The employee was a senior clinical commissioning manager who worked two days a week from home. She was considered a highly valued employee.
In February 2015, she made a protected disclosure in relation to tender irregularities for a new contract for ambulance services. Because of her disclosures, the procurement process was cancelled and put out to tender again.
In November 2015, the employee’s employment was transferred under TUPE to a Clinical Commissioning Group.
The transfer consultation proceeded smoothly until a meeting that took place in February 2016. The employee said that two hours before the meeting, she was told that she would no longer be able to work from home and that half of her responsibilities were going to be taken from her.
She felt the change was due to her making a protected disclosure and so she lodged a grievance under the whistleblowing policy. An internal investigation found “no relationship between the whistleblowing raised in the previous year and the events surrounding the change to [the employee’s] role”.
The employee was upset and went on sick leave. She later resigned and brought a claim of unfair dismissal.
The Employment Tribunal rejected her claim that there was a link between her treatment and the protected disclosure so her complaint of unfair dismissal because of whistleblowing was dismissed.
However, it found she was unfairly dismissed because the reduction in her role breached the terms of her employment contract.
The Judge said: “I am satisfied that there was a very substantial and significant reduction of the Claimant’s role, duties and responsibilities. The loss was not attributed to any TUPE factor.
“In those circumstances the removal of duties amounted to a breach of an express term or terms of
the contract.
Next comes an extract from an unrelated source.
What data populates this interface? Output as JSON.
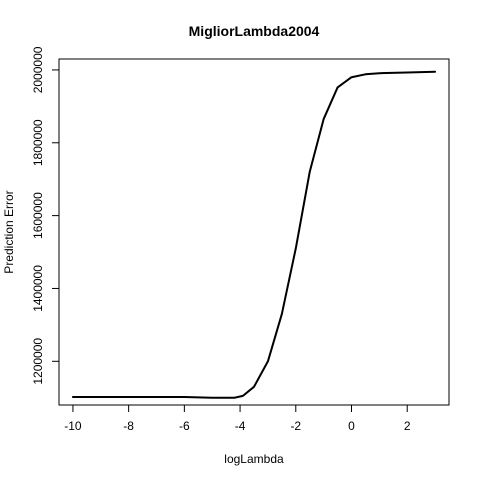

There is no doubt having regard to the extent of the reduction in duties that it was a fundamental breach which went to the root of the contract of employment.”
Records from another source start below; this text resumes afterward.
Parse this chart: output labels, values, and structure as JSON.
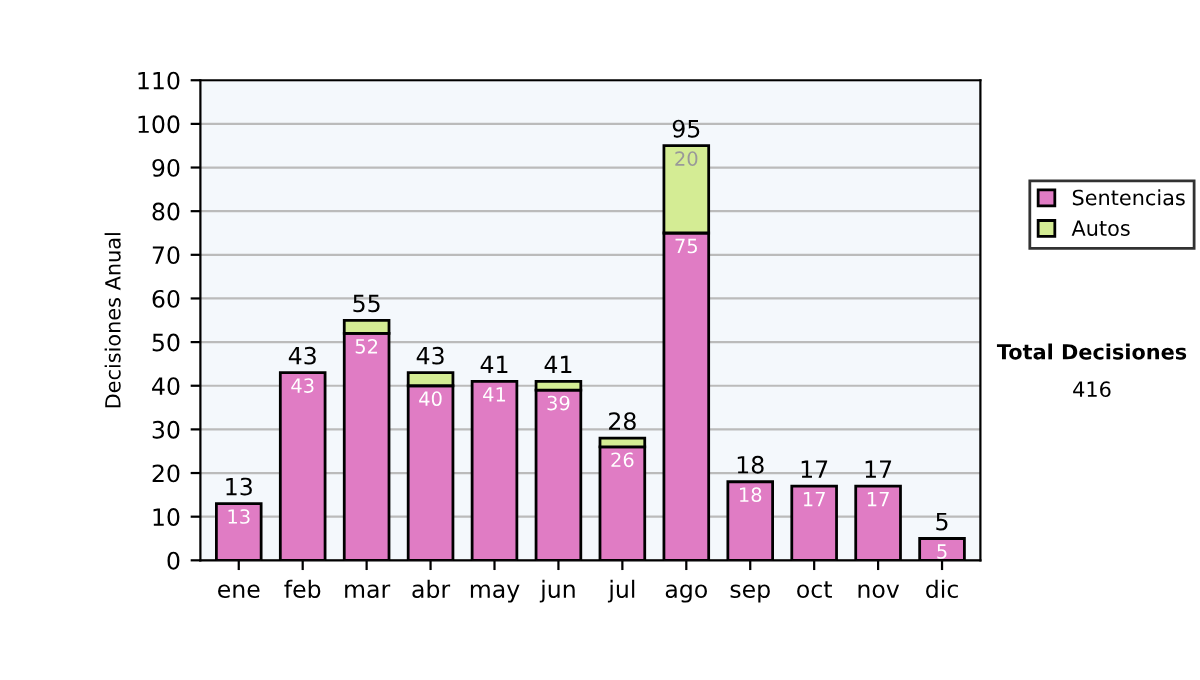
{
  "chart_data": {
    "type": "bar",
    "stacked": true,
    "ylabel": "Decisiones Anual",
    "categories": [
      "ene",
      "feb",
      "mar",
      "abr",
      "may",
      "jun",
      "jul",
      "ago",
      "sep",
      "oct",
      "nov",
      "dic"
    ],
    "series": [
      {
        "name": "Sentencias",
        "color": "#e07cc4",
        "values": [
          13,
          43,
          52,
          40,
          41,
          39,
          26,
          75,
          18,
          17,
          17,
          5
        ],
        "value_labels": [
          "13",
          "43",
          "52",
          "40",
          "41",
          "39",
          "26",
          "75",
          "18",
          "17",
          "17",
          "5"
        ]
      },
      {
        "name": "Autos",
        "color": "#d4ec94",
        "values": [
          null,
          null,
          3,
          3,
          null,
          2,
          2,
          20,
          null,
          null,
          null,
          null
        ],
        "value_labels": [
          null,
          null,
          null,
          null,
          null,
          null,
          null,
          "20",
          null,
          null,
          null,
          null
        ]
      }
    ],
    "totals": [
      "13",
      "43",
      "55",
      "43",
      "41",
      "41",
      "28",
      "95",
      "18",
      "17",
      "17",
      "5"
    ],
    "ylim": [
      0,
      110
    ],
    "yticks": [
      0,
      10,
      20,
      30,
      40,
      50,
      60,
      70,
      80,
      90,
      100,
      110
    ],
    "grid": "y",
    "legend": "right",
    "annotations": [
      "Total Decisiones",
      "416"
    ]
  }
}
Compensation will be decided at a separate hearing.
Disabled employee wins claim over ‘forced evening work’
A disabled employee has won a constructive dismissal claim after his employer ‘forced’ him to work evenings.
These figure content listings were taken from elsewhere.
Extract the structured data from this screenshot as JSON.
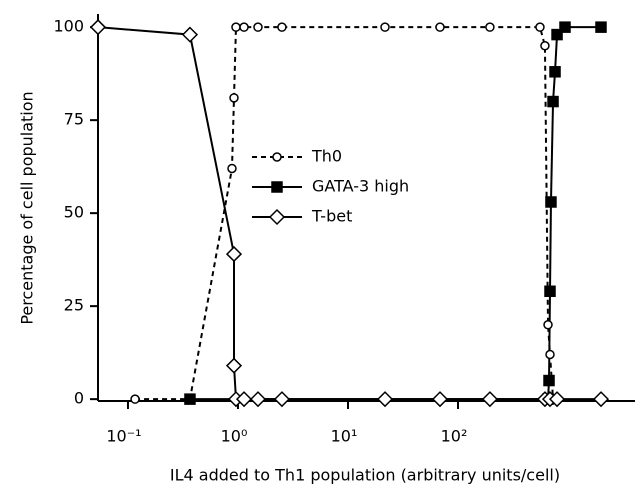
{
  "chart_data": {
    "type": "line",
    "xlabel": "IL4 added to Th1 population (arbitrary units/cell)",
    "ylabel": "Percentage of cell population",
    "xscale": "log",
    "xlim": [
      0.0534,
      4064
    ],
    "ylim": [
      -0.5,
      103
    ],
    "xticks": [
      {
        "value": 0.1,
        "label": "10⁻¹"
      },
      {
        "value": 1,
        "label": "10⁰"
      },
      {
        "value": 10,
        "label": "10¹"
      },
      {
        "value": 100,
        "label": "10²"
      }
    ],
    "yticks": [
      0,
      25,
      50,
      75,
      100
    ],
    "legend": "center",
    "series": [
      {
        "name": "Th0",
        "color": "#000000",
        "dash": true,
        "marker": "circle",
        "marker_fill": "#ffffff",
        "x": [
          0.116,
          0.366,
          0.882,
          0.92,
          0.959,
          1.135,
          1.52,
          2.51,
          21.7,
          68.6,
          195,
          556,
          617,
          658,
          686,
          731
        ],
        "values": [
          0,
          0,
          62,
          81,
          100,
          100,
          100,
          100,
          100,
          100,
          100,
          100,
          95,
          20,
          12,
          0
        ]
      },
      {
        "name": "GATA-3 high",
        "color": "#000000",
        "dash": false,
        "marker": "square",
        "marker_fill": "#000000",
        "x": [
          0.366,
          658,
          672,
          686,
          700,
          731,
          762,
          795,
          939,
          1995
        ],
        "values": [
          0,
          0,
          5,
          29,
          53,
          80,
          88,
          98,
          100,
          100
        ]
      },
      {
        "name": "T-bet",
        "color": "#000000",
        "dash": false,
        "marker": "diamond",
        "marker_fill": "#ffffff",
        "x": [
          0.0534,
          0.366,
          0.92,
          0.92,
          0.959,
          1.135,
          1.52,
          2.51,
          21.7,
          68.6,
          195,
          617,
          686,
          795,
          1995
        ],
        "values": [
          100,
          98,
          39,
          9,
          0,
          0,
          0,
          0,
          0,
          0,
          0,
          0,
          0,
          0,
          0
        ]
      }
    ]
  }
}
The employee joined the firm in October 2011. He regularly worked 12 to 14-hour days that stretched well into the evening.
In July 2012 he was involved in an accident that resulted in him developing issues such as dizziness, fatigue, headaches and difficulty concentrating.
He worked reduced hours when he returned from recuperating, but after six months his working day start increasing again until 6.30 to 7pm.
When he initially agreed to work late, his employer expected that he would continue to do so indefinitely.
However, after four months he objected to working into the evening. This led to a heated exchange between the employee and one of the owners of the business.
The owner berated him in front of his colleagues and demanded an apology. He also said that if he didn’t like it he could leave.
The employee resigned due to the owner’s conduct and because he was being ‘forced’ to work evenings.
He brought proceedings for disability discrimination and constructive dismissal. He told the Employment Tribunal that he would have retracted his resignation if he had been asked to do so.
The company claimed the employee would have resigned from his job anyway as his wife had accepted a job in the US.
The tribunal ruled that this was why he had resigned rather than the argument with the owner over evening hours. It also said that the employee had not been ‘required’ to work evening hours; just that it was ‘expected’ of him.
However, the Employment Appeal Tribunal (EAT) overturned those decisions. It said that the tribunal had displayed a narrow view of the circumstances.
It held that the employee resigned in response to a fundamental breach of his employment contract.
The Court of Appeal upheld the EAT ruling.